HP would soon go through its own major changes. In August 2010, Mark Hurd, the chief executive, resigned amid accusations of sexual harassment, and HP named Léo Apotheker to replace him. Under Apotheker's leadership, HP ramped up its WebOS investments, announcing two new smartphones and the TouchPad, the first WebOS tablet. Like Apple's iPad, the TouchPad had a 9.7-inch touch screen and cost $500 for the cheapest model.
Mr. Apotheker said WebOS would expand to more devices, including PCs and printers. And what Palm lacked - resources, engineers and marketing power - HP would provide.
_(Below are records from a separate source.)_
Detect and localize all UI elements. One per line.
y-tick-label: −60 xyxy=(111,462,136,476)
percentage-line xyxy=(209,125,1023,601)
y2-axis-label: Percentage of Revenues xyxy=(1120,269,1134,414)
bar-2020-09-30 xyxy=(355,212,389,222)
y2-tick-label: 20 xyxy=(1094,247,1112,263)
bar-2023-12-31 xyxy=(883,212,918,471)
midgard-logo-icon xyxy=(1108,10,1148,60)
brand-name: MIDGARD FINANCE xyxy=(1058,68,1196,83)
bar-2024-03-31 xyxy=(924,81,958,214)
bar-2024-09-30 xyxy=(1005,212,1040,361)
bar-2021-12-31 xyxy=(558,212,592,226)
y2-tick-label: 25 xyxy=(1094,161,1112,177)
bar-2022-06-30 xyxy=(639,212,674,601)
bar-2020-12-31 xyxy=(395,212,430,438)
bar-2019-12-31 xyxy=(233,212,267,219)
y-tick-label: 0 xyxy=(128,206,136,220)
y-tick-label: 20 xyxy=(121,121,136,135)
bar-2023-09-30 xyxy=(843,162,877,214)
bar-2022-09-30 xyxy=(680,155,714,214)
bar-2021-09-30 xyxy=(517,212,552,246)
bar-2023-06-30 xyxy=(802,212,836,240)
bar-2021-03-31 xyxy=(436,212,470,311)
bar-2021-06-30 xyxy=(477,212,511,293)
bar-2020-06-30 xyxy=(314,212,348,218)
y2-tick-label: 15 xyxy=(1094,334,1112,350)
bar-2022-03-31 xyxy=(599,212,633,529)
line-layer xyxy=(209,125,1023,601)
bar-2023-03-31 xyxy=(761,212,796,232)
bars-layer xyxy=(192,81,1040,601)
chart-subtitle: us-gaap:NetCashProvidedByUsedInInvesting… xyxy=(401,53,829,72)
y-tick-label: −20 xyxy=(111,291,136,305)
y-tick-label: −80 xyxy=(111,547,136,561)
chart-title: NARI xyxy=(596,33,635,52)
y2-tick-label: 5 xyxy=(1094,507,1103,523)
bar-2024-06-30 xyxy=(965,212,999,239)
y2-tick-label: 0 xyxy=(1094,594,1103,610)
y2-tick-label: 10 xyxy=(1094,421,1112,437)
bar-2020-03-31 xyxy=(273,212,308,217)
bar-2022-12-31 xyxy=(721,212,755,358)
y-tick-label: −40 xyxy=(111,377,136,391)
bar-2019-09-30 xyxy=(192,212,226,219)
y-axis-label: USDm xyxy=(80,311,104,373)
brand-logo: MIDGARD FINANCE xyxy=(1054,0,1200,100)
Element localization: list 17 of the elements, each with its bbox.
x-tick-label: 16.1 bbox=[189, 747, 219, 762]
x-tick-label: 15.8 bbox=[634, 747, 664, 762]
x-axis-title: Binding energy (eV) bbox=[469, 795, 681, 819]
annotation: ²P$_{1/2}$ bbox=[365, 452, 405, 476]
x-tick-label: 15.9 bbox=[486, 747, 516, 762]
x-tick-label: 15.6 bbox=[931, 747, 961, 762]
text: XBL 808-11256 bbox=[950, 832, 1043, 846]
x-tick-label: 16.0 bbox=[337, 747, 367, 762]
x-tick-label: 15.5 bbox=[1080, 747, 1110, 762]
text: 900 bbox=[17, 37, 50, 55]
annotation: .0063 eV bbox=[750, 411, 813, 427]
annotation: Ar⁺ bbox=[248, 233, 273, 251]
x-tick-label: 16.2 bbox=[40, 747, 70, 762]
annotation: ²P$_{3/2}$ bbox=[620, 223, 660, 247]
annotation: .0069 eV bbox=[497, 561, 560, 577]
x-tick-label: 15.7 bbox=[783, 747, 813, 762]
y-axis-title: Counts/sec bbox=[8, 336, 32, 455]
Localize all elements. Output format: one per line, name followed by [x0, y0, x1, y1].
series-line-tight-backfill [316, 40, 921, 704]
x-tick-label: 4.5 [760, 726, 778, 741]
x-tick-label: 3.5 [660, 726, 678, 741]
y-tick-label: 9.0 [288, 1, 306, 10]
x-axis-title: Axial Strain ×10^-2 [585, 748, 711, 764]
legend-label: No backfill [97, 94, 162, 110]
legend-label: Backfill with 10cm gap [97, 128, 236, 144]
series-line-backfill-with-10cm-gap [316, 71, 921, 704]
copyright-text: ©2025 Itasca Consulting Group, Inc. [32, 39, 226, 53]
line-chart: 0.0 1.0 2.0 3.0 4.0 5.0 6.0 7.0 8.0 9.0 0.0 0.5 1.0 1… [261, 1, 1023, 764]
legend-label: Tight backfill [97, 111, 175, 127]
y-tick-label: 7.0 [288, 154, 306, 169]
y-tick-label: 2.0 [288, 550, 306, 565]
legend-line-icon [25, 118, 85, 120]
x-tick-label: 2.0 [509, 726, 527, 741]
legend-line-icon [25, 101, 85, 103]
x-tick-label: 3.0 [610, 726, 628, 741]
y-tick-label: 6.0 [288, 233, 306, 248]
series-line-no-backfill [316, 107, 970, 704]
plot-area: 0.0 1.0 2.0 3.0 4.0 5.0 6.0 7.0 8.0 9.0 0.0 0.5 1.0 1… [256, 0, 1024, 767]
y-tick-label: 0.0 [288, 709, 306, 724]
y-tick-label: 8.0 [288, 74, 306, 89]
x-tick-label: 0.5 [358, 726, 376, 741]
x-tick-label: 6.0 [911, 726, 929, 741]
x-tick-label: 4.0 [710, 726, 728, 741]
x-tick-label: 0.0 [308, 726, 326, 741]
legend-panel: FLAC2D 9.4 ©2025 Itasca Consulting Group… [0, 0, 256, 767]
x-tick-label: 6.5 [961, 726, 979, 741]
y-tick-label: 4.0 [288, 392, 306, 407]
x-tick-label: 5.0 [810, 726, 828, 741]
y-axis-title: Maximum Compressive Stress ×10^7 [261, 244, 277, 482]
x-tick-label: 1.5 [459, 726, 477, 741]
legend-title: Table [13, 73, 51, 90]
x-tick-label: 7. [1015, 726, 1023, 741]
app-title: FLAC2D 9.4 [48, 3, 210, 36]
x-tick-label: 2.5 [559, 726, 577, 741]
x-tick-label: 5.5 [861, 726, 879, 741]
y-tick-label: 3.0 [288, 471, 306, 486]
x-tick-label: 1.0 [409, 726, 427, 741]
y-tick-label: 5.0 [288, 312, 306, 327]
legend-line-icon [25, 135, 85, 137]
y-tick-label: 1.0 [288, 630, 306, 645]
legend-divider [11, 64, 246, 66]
"Palm was a company starved for investment," Apotheker said in an onstage interview at the D9 technology conference in June. "It didn't have the reach, it didn't have the capability. And despite creating some great technology, it couldn't create the kind of quality in the final product and the hardware."
The TouchPad shipped in July, months after Apple released the iPad 2, which was significantly thinner and faster, for the same $500 price tag. The new tablet got lukewarm reviews. "There's no more guaranteed way to make something feel like a train wreck in slow motion than to make it run like it's a train wreck in slow motion," Matt Buchanan of Gizmodo wrote.
It was clear that the TouchPad was no hit, but it still shocked the tech world when HP withdrew it from the market so quickly - and said it would stop making WebOS hardware altogether. HP later said it would write off $3.3 billion, half of which came from the "wind-down of HP's WebOS device business."
A former employee in sales at Palm who worked on the WebOS team at HP said the company expanded the team with layers of vice-presidents, and added hundreds of engineers to develop the TouchPad.
This person, who declined to be named because she did not want to comment publicly on internal matters at HP, said many former Palm employees stayed at HP because they were passionate about WebOS. "The HP people came in and said HP's vision is to put WebOS on all their hardware," she said. "WebOS became their shiny new toy, but then they just abandoned it."
In September, HP fired Apotheker, citing "weaknesses" in his ability to reach goals and communicate. His replacement was Meg Whitman, the former eBay chief.
Three months into the job, Whitman announced that HP would release the WebOS code for anyone to use, similar to Google's open-source strategy with Android. If outside programmers and device makers end up improving the software, HP could presumably reconsider its decision to get out of WebOS hardware.
Whitman said 600 employees were still working on WebOS. "By contributing this innovation, HP unleashes the creativity of the open-source community to advance a new generation of applications and devices," Whitman said in a statement.
Sam Greenblatt, chief technology officer at HP, acknowledged in an interview that earlier versions of WebOS could be slow. But he said recent improvements in WebKit and WebOS over all had sped up performance. He shared HP's continued ambitions for WebOS - that it would eventually expand into computers, televisions, even cars. "The No. 1 objective is to take the code to the next level," he said.
But Mercer insisted that WebKit would still leave WebOS underpowered relative to Apple's software.
"If the bar is to build Cupertino-class software in terms of responsiveness and beauty," he said, "WebKit remains not ready for prime time, because the Web cannot deliver yet."